Nombreuses sont les histoires relevant de l’origine du kouglof.

Dans un premier temps, la légende se veut que la brioche typique du kouglof vient de Bethléem.

Un roi mage aurait laissé son turban derrière lui en quittant la crèche. Ce turban, recouvert de diamants en frome d’amande, aurait interpellé un pâtissier strasbourgeois qui l’a utilisé en tant que moule.

En fait, le mot « kugelhopf » veut dire « turban » en alsacien.

 

Cependant, c’est Marie-Antoinette qui aurait rendu ce gâteau populaire à la Cour en Autriche.

Une autre légende veut que l’origine du kouglof remonte à la bataille de Vienne en 1683. Pour combattre les Turcs, le roi Pologne a convoqué des soldats allemands, autrichiens et polonais (soit les habitants des trois régions fortement associées au kouglof). Ces derniers ont constitué l’armée qui a vaincu les Turcs et qui a sauvé Vienne. Le kouglof serait un symbole du turban porté par les perdants, soit les Turcs.

 

Le kouglof serait également lié au baba au rhum.

Le roi de Pologne, Leczynski, trouvait que le kouglof local était trop sec. Par conséquent, ses pâtissiers trempaient le kouglof dans un sirop au rhum.
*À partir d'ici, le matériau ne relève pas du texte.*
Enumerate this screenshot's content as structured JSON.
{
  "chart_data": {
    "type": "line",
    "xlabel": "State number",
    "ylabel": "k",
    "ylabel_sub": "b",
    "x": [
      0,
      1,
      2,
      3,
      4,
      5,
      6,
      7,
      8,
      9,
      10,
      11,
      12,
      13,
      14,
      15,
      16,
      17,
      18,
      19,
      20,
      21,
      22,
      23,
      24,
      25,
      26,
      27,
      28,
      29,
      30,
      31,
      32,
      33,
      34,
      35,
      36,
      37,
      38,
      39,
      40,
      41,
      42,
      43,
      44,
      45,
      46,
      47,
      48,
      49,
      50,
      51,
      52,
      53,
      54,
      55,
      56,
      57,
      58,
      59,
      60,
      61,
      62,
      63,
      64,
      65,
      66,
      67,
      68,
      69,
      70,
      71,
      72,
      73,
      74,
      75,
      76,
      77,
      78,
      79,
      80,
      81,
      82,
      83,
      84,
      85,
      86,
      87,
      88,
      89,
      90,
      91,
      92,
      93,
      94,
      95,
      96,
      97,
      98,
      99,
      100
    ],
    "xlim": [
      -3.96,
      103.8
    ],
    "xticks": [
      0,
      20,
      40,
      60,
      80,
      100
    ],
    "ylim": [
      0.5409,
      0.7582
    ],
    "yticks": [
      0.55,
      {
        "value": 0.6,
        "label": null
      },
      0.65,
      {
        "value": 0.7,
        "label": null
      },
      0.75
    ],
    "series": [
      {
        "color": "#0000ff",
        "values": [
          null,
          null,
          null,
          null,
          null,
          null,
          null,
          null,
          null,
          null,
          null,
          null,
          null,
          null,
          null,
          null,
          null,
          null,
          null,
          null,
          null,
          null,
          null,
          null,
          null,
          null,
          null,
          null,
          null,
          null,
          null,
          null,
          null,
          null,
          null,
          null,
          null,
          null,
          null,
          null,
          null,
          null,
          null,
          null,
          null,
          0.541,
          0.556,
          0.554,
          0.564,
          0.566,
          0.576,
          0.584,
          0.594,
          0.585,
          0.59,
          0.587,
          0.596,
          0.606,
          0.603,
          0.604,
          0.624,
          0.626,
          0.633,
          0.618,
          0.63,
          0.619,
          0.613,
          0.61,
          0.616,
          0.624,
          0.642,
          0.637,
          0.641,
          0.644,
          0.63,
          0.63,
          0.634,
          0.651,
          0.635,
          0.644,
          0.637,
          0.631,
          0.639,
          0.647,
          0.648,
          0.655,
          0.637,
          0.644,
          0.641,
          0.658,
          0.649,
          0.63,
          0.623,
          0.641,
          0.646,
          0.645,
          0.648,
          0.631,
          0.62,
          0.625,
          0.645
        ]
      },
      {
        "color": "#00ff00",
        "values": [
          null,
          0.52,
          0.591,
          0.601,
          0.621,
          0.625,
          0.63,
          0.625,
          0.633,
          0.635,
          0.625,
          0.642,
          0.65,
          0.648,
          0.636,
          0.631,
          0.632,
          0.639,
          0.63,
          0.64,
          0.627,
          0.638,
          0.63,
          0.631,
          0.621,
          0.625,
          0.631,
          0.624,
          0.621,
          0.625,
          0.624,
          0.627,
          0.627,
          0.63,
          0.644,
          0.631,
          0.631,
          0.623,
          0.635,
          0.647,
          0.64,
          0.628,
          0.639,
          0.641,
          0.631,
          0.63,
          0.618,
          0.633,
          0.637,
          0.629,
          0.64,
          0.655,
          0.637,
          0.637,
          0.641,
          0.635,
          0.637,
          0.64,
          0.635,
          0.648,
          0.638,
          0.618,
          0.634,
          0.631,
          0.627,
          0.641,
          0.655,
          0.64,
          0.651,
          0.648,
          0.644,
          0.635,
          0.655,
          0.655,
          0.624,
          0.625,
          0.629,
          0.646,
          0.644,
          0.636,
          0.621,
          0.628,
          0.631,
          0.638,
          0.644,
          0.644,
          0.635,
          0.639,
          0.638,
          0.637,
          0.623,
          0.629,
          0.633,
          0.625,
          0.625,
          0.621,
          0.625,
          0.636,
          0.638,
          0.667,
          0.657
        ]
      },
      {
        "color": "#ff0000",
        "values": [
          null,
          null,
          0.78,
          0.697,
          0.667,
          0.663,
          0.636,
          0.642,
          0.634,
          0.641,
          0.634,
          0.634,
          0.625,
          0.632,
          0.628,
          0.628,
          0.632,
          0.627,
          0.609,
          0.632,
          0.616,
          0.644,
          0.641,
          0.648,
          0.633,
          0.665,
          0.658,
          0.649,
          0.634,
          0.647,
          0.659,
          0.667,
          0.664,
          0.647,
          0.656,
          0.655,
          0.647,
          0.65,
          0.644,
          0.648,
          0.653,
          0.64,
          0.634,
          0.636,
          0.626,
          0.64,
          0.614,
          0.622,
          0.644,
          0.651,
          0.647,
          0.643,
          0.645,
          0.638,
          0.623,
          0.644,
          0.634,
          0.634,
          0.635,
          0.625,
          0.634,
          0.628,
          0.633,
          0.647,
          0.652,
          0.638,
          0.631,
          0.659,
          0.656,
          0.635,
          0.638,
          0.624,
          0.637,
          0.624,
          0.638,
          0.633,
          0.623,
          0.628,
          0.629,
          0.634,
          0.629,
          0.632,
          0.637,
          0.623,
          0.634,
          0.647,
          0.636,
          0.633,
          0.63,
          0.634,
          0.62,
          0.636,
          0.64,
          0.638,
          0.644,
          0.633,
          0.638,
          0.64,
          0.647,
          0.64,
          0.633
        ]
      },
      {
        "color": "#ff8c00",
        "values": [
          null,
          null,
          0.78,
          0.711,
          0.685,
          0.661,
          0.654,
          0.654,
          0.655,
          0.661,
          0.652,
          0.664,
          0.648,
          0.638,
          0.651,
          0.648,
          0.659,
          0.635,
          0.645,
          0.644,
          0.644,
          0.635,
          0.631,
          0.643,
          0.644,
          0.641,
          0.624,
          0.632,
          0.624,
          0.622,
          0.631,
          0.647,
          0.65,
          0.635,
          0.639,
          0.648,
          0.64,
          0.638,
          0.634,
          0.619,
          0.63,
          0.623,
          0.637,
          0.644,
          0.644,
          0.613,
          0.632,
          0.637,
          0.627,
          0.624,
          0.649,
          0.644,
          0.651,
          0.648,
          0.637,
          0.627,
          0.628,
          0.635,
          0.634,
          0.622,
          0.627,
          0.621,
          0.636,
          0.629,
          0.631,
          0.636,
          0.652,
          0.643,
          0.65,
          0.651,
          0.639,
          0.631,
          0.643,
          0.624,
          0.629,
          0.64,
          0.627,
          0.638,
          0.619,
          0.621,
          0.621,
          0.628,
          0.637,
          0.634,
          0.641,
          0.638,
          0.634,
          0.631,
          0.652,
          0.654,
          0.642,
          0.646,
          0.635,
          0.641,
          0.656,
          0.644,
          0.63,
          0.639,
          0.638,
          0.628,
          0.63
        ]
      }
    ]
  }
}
Un siècle plus tard, le pâtissier Stoher a apporté le kouglof à Paris (où il a adapté la recette pour créer une nouvelle spécialité : le baba au rhum) alors que le pâtissier George l’a apporté à Strasbourg (il est devenu une véritable spécialité alsacienne).

 

Le kouglof est fabriqué à partir de levure de boulanger (ou levure de bière). Cette levure vient des pays slaves et germaniques et contrairement au levain naturel (à base de bactéries), la levure de bière est constituée de champignons.

 

Le kouglof se mange soit salé soit sucré, quoique la version sucrée est plus commune. Pour cette dernière, la pâte est souvent garnie de raisins secs imbibés à un sirop d’alcool (ex : rhum, kirsch).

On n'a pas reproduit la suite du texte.